‘Thermometer’ molecule confirmed on exoplanet WASP-31b
By Kate Blackwood
Chromium hydride (CrH), a molecule that’s relatively rare and particularly sensitive to temperature, is useful as a “thermometer for stars,” according to astronomer Laura Flagg, because it’s abundant only in a narrow range between 1,200-2,000 degrees Kelvin.
Flagg, a research associate in astronomy in the College of Arts and Sciences (A&S), has used this and other metal hydrides to determine the temperature of cool stars and brown dwarfs. In theory, she said, chromium hydride could do the same for hot Jupiter exoplanets, which are comparable in temperature to brown dwarfs – if these particular molecules are present in exoplanet atmospheres. Previous research, at low resolution, hinted that they are.
Now, Flagg and a Cornell-led team of researchers have confirmed, using high-resolution spectral observations, the presence of chromium hydride in an exoplanet atmosphere of the hot Jupiter WASP-31b, opening the door to use this temperature-sensitive molecule species as a “thermometer” to determine the temperature and other characteristics in exoplanets.
Flagg is lead author of “ExoGemS Detection of a Metal Hydride in an Exoplanet Atmosphere at High Spectral Resolution,” published Aug. 16 in ApJ Letters. Co-authors include: Ray Jayawardhana, the Hans A. Bethe Professor and professor of astronomy (A&S); Jake D. Turner, Hubble Research Fellow in the Cornell Center for Astrophysics & Planetary Science; Ryan J. MacDonald, previously a research associate at the Carl Sagan Institute and now a NASA Sagan Fellow at the University of Michigan; and Adam Langeveld, postdoctoral researcher in astronomy (A&S). Flagg, Turner and Langeveld are members of Jayawardhana's research group.
Chromium hydride has no previous confirmed detections in any exoplanet, and this marks the first detection of a metal hydride from a high-resolution exoplanet spectrum, the researchers wrote.
The definitive detection of metal hydrides in WASP-31b is an important advancement in the understanding of hot giant planet atmospheres, Flagg said, although the discovery doesn’t give new information about the individual planet. Discovered in 2011, WASP-31b orbits an F5 star once every 3.4 days. It has an extremely low density, even for a giant planet, and the new study confirms its equilibrium temperature at 1,400 Kelvin – in range for chromium hydride.
“Chromium hydride molecules are very temperature sensitive,” Flagg said. “At hotter temperatures you see just chromium alone. And at lower temperatures it turns into other things.
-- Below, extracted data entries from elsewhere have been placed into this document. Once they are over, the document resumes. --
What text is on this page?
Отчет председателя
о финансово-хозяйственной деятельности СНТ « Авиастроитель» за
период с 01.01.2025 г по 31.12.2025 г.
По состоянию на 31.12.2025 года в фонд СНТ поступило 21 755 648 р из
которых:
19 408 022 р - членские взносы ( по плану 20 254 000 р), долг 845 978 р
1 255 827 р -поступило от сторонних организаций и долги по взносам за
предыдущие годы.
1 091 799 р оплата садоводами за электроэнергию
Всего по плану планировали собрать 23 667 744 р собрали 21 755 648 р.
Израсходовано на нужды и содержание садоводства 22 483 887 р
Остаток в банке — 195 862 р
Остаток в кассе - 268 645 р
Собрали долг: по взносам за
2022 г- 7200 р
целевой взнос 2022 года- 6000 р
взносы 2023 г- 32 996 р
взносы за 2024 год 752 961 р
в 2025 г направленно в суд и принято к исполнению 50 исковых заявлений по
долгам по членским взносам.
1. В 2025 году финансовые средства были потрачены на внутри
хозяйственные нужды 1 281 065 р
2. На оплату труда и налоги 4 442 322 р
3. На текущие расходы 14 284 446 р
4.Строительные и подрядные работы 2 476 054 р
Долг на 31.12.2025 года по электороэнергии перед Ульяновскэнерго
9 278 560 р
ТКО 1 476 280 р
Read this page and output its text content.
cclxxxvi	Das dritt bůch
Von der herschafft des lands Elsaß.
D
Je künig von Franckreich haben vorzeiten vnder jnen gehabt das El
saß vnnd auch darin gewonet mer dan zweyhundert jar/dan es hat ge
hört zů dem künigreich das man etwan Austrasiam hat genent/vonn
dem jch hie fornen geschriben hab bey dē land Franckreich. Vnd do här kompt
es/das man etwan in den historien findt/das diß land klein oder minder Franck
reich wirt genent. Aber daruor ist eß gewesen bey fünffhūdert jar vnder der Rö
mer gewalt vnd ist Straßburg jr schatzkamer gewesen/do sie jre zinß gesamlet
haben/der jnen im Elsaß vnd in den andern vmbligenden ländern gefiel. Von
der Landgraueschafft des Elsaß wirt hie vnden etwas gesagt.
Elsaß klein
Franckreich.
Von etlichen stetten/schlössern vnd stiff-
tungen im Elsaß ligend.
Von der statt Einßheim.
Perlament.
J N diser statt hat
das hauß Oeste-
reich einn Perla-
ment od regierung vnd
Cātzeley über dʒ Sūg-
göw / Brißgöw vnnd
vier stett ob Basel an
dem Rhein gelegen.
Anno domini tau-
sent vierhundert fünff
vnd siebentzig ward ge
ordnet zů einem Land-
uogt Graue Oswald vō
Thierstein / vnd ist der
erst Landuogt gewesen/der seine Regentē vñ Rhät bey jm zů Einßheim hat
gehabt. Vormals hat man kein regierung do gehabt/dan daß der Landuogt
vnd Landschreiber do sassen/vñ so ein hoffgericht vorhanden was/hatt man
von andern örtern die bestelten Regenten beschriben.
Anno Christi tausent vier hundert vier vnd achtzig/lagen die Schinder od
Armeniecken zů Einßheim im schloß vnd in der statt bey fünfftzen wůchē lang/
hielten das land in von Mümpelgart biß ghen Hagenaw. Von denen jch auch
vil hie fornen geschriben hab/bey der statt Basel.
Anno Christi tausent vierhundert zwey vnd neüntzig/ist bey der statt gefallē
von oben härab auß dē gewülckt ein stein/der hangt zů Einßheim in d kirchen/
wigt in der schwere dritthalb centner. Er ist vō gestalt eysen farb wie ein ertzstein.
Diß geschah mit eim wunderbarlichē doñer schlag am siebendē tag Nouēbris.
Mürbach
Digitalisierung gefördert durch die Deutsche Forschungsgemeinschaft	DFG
So there’s only a specific temperature range, about 1,200 to 2,200 Kelvin, where chromium hydride is seen in large abundances.”
In our solar system, the only detected occurrence of this molecule is in sunspots, Flagg said: the sun is too hot (around 6,000 K on the surface) and all other objects are too cool.
In her research, Flagg uses high-resolution spectroscopy to detect and analyze exoplanet atmospheres, comparing the overall light from the system when the planet is to the side of the star against when the planet is in front of the star, blocking some of the star’s light. Certain elements block more light at certain wavelengths and less light at other wavelengths, revealing what elements are in the planet.
“High spectral resolution means we have very precise wavelength information,” Flagg said. “We can get thousands of different lines. We combine them using various statistical methods, using a template – an approximate idea of what the spectrum looks like – and we compare it to the data and we match it up. If it matches well, there’s a signal. We try all the different templates, and in this case the chromium hydride template produced a signal.”
Chromium is rare, even at the right temperature, so researchers need sensitive instruments and telescopes, Flagg said.
To analyze WASP-31b, the researchers used high-resolution spectra from one new observation in March 2022 as part of the Exoplanets with Gemini Spectroscopy survey from Hawaii‘s Maunakea, using Gemini Remote Access to CFHT ESPaDOnS Spectrograph (GRACES). They supplemented the GRACES data with archival data taken in 2017, which was not intended to look for metal hydrides.
“Part of our data for this paper was old data that was on the very edge of the data set. You wouldn’t have looked for it,” Flagg said. She is now on the lookout for chromium hydride and other metal hydrides in other exoplanets – and the evidence may already exist.
“I’m hoping that this paper will encourage other researchers to look in their data for chromium hydride and other metal hydrides,” Flagg said. “We think it should be there. Hopefully we’ll get more data that will be suitable for looking for chromium hydride and eventually build up a sample size to look for trends.”
Kate Blackwood is a writer for the College of Arts and Sciences.